Chain length 2 (i.e., multiplying two matrices)
- ( m[1, 2] = 10 \times 20 \times 15 = 3000 )
- ( m[2, 3] = 20 \times 15 \times 50 = 15000 )
- ( m[3, 4] = 15 \times 50 \times 5 = 3750 )
Chain length 3 (i.e., multiplying three matrices)
- ( m[1, 3] = \min \left( m[1, 1] + m[2, 3] + 10 \times 20 \times 50, m[1, 2] + m[3, 3] + 10 \times 15 \times 50 \right) ) First calculation:
[
m[1, 3] = 0 + 15000 + 10 \times 20 \times 50 = 0 + 15000 + 10000 = 25000
] Second calculation:
[
m[1, 3] = 3000 + 0 + 10 \times 15 \times 50 = 3000 + 0 + 7500 = 10500
] So, ( m[1, 3] = 10500 ). - ( m[2, 4] = \min \left( m[2, 2] + m[3, 4] + 20 \times 15 \times 5, m[2, 3] + m[4, 4] + 20 \times 50 \times 5 \right) ) First calculation:
[
m[2, 4] = 0 + 3750 + 20 \times 15 \times 5 = 0 + 3750 + 1500 = 5250
] Second calculation:
[
m[2, 4] = 15000 + 0 + 20 \times 50 \times 5 = 15000 + 0 + 5000 = 20000
] So, ( m[2, 4] = 5250 ).
Chain length 4 (i.e., multiplying all four matrices)
- ( m[1, 4] = \min \left( m[1, 1] + m[2, 4] + 10 \times 20 \times 5, m[1, 2] + m[3, 4] + 10 \times 15 \times 5, m[1, 3] + m[4, 4] + 10 \times 50 \times 5 \right) ) First calculation:
[
m[1, 4] = 0 + 5250 + 10 \times 20 \times 5 = 0 + 5250 + 1000 = 6250
] Second calculation:
[
m[1, 4] = 3000 + 3750 + 10 \times 15 \times 5 = 3000 + 3750 + 750 = 7500
] Third calculation:
[
m[1, 4] = 10500 + 0 + 10 \times 50 \times 5 = 10500 + 0 + 2500 = 13000
] So, ( m[1, 4] = 6250 ).
Final Table for Minimum Scalar Multiplications
| i, j | m[i,j] |
|---|---|
| m[1,1] | 0 |
| m[1,2] | 3000 |
| m[1,3] | 10500 |
| m[1,4] | 6250 |
| m[2,2] | 0 |
| m[2,3] | 15000 |
| m[2,4] | 5250 |
| m[3,3] | 0 |
| m[3,4] | 3750 |
| m[4,4] | 0 |
So the minimum number of scalar multiplications to multiply the entire chain of matrices is 6250.

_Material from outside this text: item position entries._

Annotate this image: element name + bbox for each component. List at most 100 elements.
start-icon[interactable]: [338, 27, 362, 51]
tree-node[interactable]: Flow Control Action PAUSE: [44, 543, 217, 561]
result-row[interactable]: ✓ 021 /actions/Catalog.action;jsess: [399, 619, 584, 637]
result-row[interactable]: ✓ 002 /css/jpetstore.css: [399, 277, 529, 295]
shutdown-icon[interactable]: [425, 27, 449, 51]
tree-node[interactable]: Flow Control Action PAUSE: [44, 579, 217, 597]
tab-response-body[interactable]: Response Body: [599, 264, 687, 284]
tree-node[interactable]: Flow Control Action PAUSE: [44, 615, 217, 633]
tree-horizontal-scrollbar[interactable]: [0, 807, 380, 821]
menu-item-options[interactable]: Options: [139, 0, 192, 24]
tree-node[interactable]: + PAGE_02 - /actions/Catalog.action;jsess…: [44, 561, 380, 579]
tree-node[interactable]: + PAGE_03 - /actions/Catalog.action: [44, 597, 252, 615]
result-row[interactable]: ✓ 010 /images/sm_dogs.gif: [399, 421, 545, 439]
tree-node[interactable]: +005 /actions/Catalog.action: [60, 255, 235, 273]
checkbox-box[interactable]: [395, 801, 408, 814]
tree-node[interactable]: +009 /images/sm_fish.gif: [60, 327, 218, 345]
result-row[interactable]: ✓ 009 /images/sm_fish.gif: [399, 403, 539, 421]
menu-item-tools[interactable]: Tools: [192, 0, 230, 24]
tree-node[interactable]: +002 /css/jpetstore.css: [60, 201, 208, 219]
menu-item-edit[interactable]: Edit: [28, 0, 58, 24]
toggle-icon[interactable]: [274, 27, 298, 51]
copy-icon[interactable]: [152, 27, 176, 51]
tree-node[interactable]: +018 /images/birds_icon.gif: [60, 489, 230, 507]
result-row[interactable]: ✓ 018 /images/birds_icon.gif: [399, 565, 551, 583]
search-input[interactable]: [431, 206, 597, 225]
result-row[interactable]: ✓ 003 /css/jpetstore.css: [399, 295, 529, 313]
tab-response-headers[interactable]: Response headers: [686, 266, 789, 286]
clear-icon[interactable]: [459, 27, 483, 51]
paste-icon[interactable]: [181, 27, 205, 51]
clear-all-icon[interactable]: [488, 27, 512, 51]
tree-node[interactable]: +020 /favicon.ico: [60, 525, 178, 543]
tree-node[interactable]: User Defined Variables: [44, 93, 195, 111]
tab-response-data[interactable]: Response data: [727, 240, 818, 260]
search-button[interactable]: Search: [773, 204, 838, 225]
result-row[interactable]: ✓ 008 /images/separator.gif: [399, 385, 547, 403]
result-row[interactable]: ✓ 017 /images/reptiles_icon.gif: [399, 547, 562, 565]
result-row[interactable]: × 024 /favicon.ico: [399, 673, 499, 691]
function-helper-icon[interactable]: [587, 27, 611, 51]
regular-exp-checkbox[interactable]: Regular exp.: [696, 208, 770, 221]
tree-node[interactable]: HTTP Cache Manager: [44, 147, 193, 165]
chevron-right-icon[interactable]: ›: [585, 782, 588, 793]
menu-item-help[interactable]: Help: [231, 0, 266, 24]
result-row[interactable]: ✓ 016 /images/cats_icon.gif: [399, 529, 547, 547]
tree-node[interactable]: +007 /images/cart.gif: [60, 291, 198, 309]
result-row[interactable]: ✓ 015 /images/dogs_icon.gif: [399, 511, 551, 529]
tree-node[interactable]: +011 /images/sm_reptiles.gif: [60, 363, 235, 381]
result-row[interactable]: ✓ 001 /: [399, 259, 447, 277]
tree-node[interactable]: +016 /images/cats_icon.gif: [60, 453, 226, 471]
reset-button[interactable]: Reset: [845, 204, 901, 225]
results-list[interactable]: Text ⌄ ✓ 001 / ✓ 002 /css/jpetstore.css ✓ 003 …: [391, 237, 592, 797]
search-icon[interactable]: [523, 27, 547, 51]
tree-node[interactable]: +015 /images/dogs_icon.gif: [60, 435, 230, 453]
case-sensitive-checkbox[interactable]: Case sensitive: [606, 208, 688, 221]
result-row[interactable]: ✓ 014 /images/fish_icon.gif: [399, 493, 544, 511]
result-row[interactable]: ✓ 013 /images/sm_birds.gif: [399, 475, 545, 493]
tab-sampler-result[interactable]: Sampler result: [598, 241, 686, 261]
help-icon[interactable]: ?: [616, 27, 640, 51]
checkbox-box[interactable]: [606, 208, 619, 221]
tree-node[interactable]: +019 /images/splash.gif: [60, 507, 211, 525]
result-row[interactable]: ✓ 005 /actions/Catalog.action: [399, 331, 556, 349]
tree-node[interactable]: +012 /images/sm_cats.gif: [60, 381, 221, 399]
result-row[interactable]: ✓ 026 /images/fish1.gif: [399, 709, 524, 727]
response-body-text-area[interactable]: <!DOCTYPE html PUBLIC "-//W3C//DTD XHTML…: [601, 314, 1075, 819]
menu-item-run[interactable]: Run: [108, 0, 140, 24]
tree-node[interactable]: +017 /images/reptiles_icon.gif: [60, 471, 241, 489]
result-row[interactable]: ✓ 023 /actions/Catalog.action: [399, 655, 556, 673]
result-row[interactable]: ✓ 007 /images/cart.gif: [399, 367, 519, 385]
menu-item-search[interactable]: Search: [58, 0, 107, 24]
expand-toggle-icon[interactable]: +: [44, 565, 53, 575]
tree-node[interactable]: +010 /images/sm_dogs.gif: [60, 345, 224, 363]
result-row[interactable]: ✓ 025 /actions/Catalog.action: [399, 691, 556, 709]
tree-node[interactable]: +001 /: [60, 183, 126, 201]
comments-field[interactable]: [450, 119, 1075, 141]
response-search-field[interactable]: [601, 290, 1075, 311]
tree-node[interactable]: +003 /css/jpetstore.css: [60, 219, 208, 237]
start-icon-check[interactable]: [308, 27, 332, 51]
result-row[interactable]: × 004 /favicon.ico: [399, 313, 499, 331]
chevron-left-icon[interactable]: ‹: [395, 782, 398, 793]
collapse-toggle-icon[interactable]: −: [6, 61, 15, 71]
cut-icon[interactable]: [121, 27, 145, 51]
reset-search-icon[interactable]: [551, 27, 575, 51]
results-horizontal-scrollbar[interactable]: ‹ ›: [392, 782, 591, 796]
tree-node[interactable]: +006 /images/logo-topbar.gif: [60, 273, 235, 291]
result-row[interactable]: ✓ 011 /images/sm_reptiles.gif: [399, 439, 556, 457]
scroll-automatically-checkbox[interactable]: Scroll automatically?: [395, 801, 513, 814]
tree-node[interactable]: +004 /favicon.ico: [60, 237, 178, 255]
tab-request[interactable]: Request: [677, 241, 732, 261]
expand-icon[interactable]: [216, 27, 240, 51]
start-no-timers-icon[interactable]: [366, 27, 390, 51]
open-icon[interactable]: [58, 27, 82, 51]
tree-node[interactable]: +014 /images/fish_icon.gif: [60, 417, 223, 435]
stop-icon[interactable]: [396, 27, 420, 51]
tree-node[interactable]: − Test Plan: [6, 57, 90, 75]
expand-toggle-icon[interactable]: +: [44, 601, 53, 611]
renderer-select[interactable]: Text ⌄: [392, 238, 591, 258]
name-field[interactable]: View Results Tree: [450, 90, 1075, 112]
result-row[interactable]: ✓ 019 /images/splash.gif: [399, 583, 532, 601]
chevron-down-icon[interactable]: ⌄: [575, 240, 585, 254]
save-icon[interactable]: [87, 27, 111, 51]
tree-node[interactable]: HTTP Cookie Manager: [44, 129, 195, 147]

Part (ii): Computational Complexity of the Algorithm
The time complexity of the matrix chain multiplication dynamic programming algorithm is ( O(n^3) ), where ( n ) is the number of matrices in the chain.
Explanation:
- Outer Loops (k, i, j): The algorithm iterates over all subproblems (subchains of matrices) that we need to solve. There are three nested loops:
- The outer loop runs for different chain lengths, from 2 to ( n ).
- The second loop goes through all possible starting points of the chain (i.e., it chooses the first matrix in the chain).
- The innermost loop finds the optimal split of the chain at each position.
- Work per Subproblem: Each subproblem involves a constant amount of work — finding the minimum cost split and calculating the scalar multiplications for that split, which is ( O(1) ).
Thus, the overall complexity is ( O(n^3) ), where ( n ) is the number of matrices in the chain. For ( n = 4 ), the complexity is still ( O(4^3) = O(64) ), which is a manageable size for small chains like the one in this problem.